ARAG-Experten erläutern Gerichtsurteile rund um den Hund
Streit um Zwergspitz ‚Bella‘:
Ausgeliehener Hund darf in neuem Zuhause bleiben
Durch eine Risikoschwangerschaft war die Halterin des Zwergspitz ‚Bella‘ nicht mehr in der Lage, sich um ihr Tier zu kümmern. Eine enge Freundin erklärte sich bereit, den Hund zunächst probeweise bei sich aufzunehmen. ‚Bella‘ zog daraufhin um – mitsamt Hunde- und Impfpass. Nur die Zuchtpapiere behielt die schwangere Frau vorsorglich zurück. Aus der Probezeit wurden am Ende zwei Jahre, in denen die beiden Frauen immer weniger Kontakt hielten. In dieser Zeit meldete die Freundin den Hund auf sich um, zahlte Hundesteuer und kam für sämtliche laufenden Kosten auf. Als die ursprüngliche Halterin ihren Hund zurückforderte, wollte die zwischenzeitliche Halterin den Hund jedoch nicht mehr hergeben. Der Fall landete vor Gericht. Die Richter entschieden laut ARAG-Experten, dass Zwergspitz ‚Bella‘ nach der zweijährigen umfassenden Fürsorge im zweiten Zuhause bleiben durfte (Oberlandesgericht Hamm, Az.: 6 S 117/25).
Ruhestörung:
Dürfen Hunde auf dem Land länger bellen?
Hundegebell kann zur Zerreißprobe für jede gute Nachbarschaft werden.

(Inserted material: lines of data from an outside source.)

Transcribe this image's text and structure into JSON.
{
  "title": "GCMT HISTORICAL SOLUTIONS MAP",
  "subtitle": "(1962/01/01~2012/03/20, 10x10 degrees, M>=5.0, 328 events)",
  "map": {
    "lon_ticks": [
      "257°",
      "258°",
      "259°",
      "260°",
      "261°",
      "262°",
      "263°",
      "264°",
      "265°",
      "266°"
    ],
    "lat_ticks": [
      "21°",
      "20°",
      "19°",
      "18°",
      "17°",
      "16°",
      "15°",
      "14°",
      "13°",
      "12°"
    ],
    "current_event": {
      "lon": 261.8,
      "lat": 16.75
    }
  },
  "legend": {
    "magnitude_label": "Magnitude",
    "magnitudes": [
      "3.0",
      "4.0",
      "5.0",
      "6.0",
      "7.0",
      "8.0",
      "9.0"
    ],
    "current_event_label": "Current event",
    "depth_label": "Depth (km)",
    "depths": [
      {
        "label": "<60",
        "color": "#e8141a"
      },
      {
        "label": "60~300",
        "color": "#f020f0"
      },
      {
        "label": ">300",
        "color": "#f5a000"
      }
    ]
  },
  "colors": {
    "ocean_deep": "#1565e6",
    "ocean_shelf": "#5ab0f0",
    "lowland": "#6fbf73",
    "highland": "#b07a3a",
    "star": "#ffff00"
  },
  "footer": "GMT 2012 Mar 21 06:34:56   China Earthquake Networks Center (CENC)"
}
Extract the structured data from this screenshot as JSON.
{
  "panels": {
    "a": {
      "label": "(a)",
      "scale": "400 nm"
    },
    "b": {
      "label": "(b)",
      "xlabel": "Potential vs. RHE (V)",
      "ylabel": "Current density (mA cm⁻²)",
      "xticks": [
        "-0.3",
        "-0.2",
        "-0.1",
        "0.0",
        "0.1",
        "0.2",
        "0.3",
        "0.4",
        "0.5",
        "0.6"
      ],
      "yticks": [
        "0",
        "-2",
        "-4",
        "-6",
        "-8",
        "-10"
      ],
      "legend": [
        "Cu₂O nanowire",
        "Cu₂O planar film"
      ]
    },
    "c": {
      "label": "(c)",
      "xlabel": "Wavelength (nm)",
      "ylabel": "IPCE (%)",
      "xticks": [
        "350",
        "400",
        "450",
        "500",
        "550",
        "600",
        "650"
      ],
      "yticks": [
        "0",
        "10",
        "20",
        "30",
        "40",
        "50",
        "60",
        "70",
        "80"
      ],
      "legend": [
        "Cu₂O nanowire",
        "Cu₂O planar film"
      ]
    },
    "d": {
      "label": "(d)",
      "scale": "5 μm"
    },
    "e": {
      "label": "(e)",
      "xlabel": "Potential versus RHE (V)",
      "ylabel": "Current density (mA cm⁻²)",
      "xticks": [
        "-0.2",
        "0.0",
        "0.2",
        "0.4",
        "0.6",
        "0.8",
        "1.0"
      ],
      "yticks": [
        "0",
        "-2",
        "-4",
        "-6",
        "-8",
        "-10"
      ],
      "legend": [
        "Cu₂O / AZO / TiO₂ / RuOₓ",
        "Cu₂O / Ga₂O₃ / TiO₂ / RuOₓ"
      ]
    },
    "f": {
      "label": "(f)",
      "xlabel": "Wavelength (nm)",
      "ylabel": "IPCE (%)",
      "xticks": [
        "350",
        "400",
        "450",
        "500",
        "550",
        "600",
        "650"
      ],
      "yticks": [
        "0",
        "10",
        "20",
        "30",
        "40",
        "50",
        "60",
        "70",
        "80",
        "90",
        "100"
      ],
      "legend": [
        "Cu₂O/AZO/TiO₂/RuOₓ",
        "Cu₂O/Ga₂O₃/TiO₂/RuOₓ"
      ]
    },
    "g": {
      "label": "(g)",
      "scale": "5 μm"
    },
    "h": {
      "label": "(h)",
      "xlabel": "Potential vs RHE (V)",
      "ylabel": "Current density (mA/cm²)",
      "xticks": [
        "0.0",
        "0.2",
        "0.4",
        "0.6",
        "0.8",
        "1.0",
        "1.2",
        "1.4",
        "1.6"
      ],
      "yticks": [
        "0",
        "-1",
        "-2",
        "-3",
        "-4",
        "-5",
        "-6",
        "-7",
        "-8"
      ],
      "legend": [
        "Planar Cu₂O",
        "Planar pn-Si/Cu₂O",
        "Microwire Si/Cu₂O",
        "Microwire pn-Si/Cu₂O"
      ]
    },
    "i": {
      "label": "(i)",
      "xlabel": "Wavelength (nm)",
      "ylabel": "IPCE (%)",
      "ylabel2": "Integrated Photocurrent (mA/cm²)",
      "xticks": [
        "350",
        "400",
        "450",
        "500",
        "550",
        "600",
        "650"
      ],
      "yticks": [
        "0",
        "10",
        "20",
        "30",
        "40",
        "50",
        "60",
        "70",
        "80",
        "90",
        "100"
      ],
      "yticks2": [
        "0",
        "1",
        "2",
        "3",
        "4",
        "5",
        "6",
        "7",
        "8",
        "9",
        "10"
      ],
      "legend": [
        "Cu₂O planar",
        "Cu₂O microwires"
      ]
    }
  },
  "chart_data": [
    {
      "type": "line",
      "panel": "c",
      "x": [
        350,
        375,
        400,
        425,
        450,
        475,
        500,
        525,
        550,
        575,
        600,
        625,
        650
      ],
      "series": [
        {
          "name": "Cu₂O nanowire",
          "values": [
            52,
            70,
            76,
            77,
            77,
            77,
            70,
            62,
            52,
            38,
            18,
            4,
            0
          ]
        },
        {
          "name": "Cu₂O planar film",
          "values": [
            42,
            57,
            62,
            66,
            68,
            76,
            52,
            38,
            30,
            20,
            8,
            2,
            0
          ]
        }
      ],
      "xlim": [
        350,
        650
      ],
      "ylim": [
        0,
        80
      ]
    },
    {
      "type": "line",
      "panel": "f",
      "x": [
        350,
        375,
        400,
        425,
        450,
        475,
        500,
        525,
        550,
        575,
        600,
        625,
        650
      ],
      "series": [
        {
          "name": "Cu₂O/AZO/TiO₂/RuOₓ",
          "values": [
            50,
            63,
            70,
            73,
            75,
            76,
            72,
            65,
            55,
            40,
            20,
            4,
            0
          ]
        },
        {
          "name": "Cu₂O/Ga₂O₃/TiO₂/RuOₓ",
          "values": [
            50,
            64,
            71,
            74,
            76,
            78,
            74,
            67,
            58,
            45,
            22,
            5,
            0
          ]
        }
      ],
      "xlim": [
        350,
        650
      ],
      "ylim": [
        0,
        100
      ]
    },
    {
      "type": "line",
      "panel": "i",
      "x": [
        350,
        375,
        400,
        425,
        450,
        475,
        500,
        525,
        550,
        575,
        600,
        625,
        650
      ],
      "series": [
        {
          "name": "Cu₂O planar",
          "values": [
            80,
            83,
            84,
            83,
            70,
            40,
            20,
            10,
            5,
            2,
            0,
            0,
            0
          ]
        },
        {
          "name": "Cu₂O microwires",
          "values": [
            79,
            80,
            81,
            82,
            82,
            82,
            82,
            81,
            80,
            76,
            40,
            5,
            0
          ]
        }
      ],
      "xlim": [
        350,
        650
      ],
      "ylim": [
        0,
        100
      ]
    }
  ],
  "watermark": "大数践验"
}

Und regelmäßig beschäftigen sich Gerichte mit diesem Thema. Klar ist: Ein Hund kann nicht lautlosgestellt werden, wie ein Telefon. Dennoch müssen Halter ihr Tier so erziehen, dass es nicht rund um die Uhr bellt. Vor allem in Mietshäusern müssen sich die Vierbeiner auch an Ruhezeiten halten. Die ARAG-Experten weisen jedoch darauf hin, dass es in ländlicher Umgebung anders aussehen kann. Lebt der Hund in einer dörflich geprägten Randlage, müssen Nachbarn unter Umständen das Hundegebell auch nachts und an Sonn- und Feiertagen dulden. In einem konkreten Fall wehrte sich eine Halterin von drei Herdenschutzhunden, die sie als Wachhunde im Freien hielt, erfolgreich gegen die Beschwerden ihrer Nachbarn. Diese verlangten die Einhaltung der Ruhezeiten von 22 bis 6 Uhr sowie an Sonn- und Feiertagen zwischen 13 und 16 Uhr. In dieser Zeit wollte sie keinen Laut der drei Nachbarhunde hören. Doch die Richter hatten ein Herz für Tiere und entschieden: Ein kurzzeitiges, gelegentliches und vereinzeltes Anschlagen der Wachhunde in dieser dörflich geprägten Lage sei ortsüblich und daher hinzunehmen (Oberverwaltungsgericht Mecklenburg-Vorpommern, Az.: 1 M 495/21).